Germany's toleration of its extreme right in the 1920s may have been political grandstanding, but it would nonetheless have profound consequences. Within less than a decade of his trial, Hitler would be appointed Chancellor of Germany; The Third Reich, World War Two and the Holocaust followed.
Today - rather than fascists - we are assailed by a new enemy within - Islamofascists - who are just as bigoted, just as misguided, and just as contemptuous of our laws and traditions as Hitler and his cohorts were. Like the Nazis, theirs is a totalitarian ideology which will brook no compromise, views tolerance as weakness, and fetishises martyrdom.
But how do we respond to this challenge? Do we learn the lessons of history? Do we stand up for what we believe in? Face the threat robustly, confident in ourselves? Steadfast in defence of our traditions?
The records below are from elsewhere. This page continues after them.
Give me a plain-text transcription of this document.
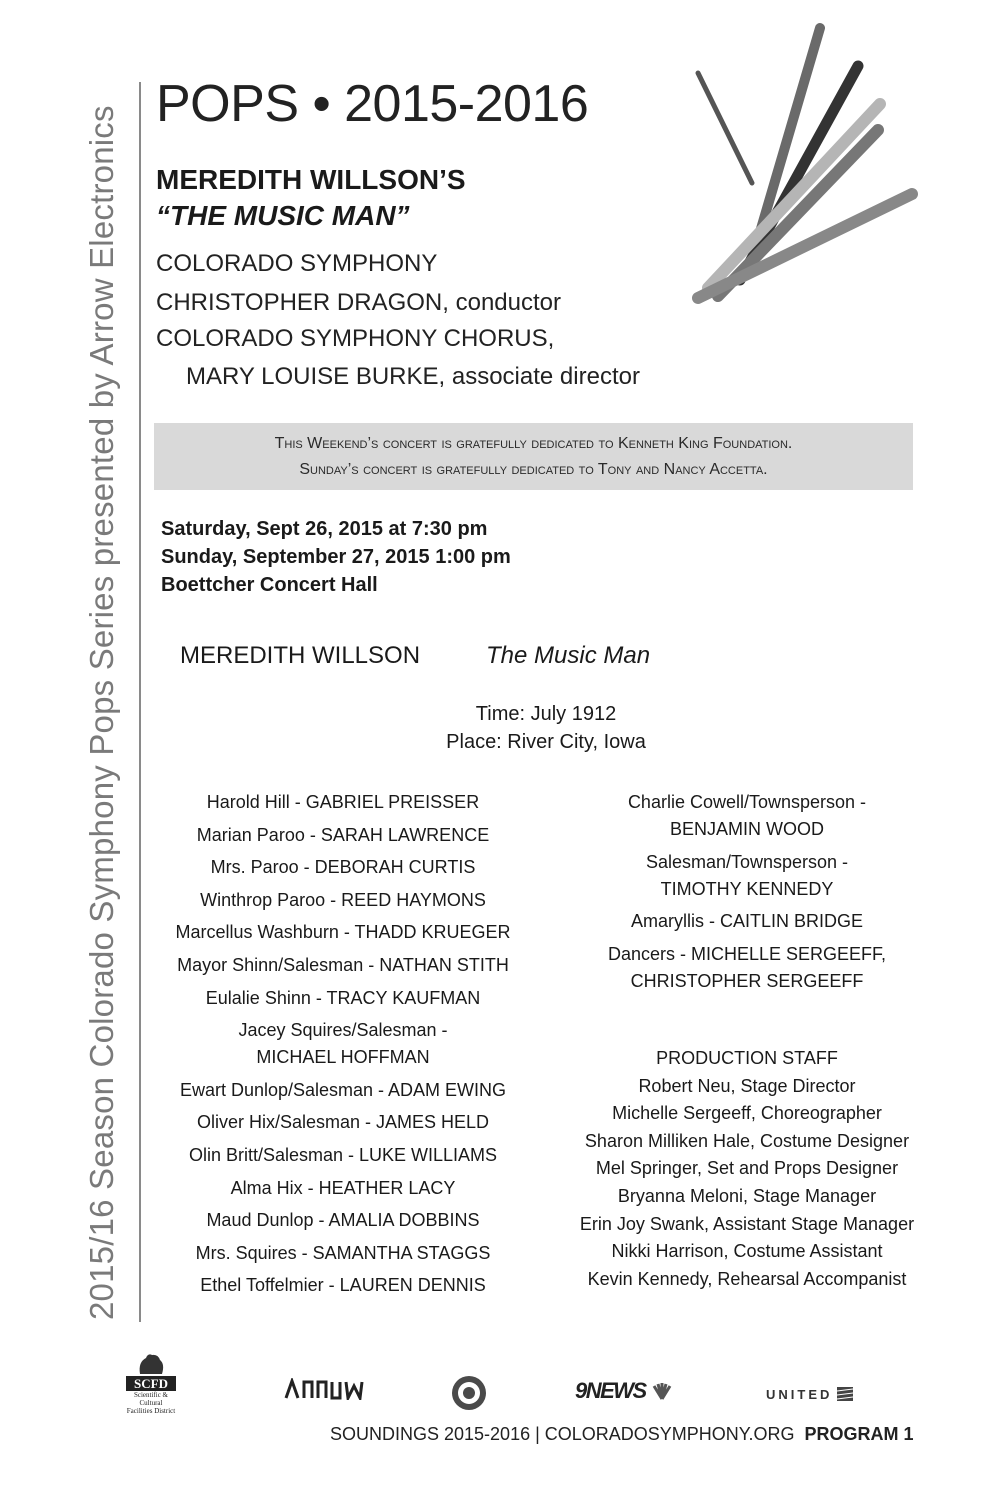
2015/16 Season Colorado Symphony Pops Series presented by Arrow Electronics
POPS • 2015-2016
MEREDITH WILLSON’S
“THE MUSIC MAN”
COLORADO SYMPHONY
CHRISTOPHER DRAGON, conductor
COLORADO SYMPHONY CHORUS,
MARY LOUISE BURKE, associate director
This Weekend’s concert is gratefully dedicated to Kenneth King Foundation.
Sunday’s concert is gratefully dedicated to Tony and Nancy Accetta.
Saturday, Sept 26, 2015 at 7:30 pm
Sunday, September 27, 2015 1:00 pm
Boettcher Concert Hall
MEREDITH WILLSON	The Music Man
Time: July 1912
Place: River City, Iowa
Harold Hill - GABRIEL PREISSER
Marian Paroo - SARAH LAWRENCE
Mrs. Paroo - DEBORAH CURTIS
Winthrop Paroo - REED HAYMONS
Marcellus Washburn - THADD KRUEGER
Mayor Shinn/Salesman - NATHAN STITH
Eulalie Shinn - TRACY KAUFMAN
Jacey Squires/Salesman - MICHAEL HOFFMAN
Ewart Dunlop/Salesman - ADAM EWING
Oliver Hix/Salesman - JAMES HELD
Olin Britt/Salesman - LUKE WILLIAMS
Alma Hix - HEATHER LACY
Maud Dunlop - AMALIA DOBBINS
Mrs. Squires - SAMANTHA STAGGS
Ethel Toffelmier - LAUREN DENNIS
Charlie Cowell/Townsperson - BENJAMIN WOOD
Salesman/Townsperson - TIMOTHY KENNEDY
Amaryllis - CAITLIN BRIDGE
Dancers - MICHELLE SERGEEFF, CHRISTOPHER SERGEEFF
PRODUCTION STAFF
Robert Neu, Stage Director
Michelle Sergeeff, Choreographer
Sharon Milliken Hale, Costume Designer
Mel Springer, Set and Props Designer
Bryanna Meloni, Stage Manager
Erin Joy Swank, Assistant Stage Manager
Nikki Harrison, Costume Assistant
Kevin Kennedy, Rehearsal Accompanist
SCFD
Scientific & Cultural Facilities District
9NEWS	UNITED
SOUNDINGS 2015-2016 | COLORADOSYMPHONY.ORG PROGRAM 1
Sadly no. As the preposterously lenient sentence in the trial of Emdadur Choudhury demonstrates - this is a battle that the west seems to be hell-bent on losing. Having hamstrung ourselves with so much empty talk of 'rights', 'respect' and 'tolerance', we are clearly unable even to identify the threat posed to our civilisation, much less engage it.
After his failed putsch, Hitler vowed to use democratic means to destroy German democracy - to undermine it from within, using freedom of speech, pluralism and tolerance to weaken and finally destroy those same noble concepts. Our modern foes are utilising the same tactics, exploiting human rights, freedom of speech and tolerance, in an attempt to destroy our system and our way of life from within... The question is: How should we respond?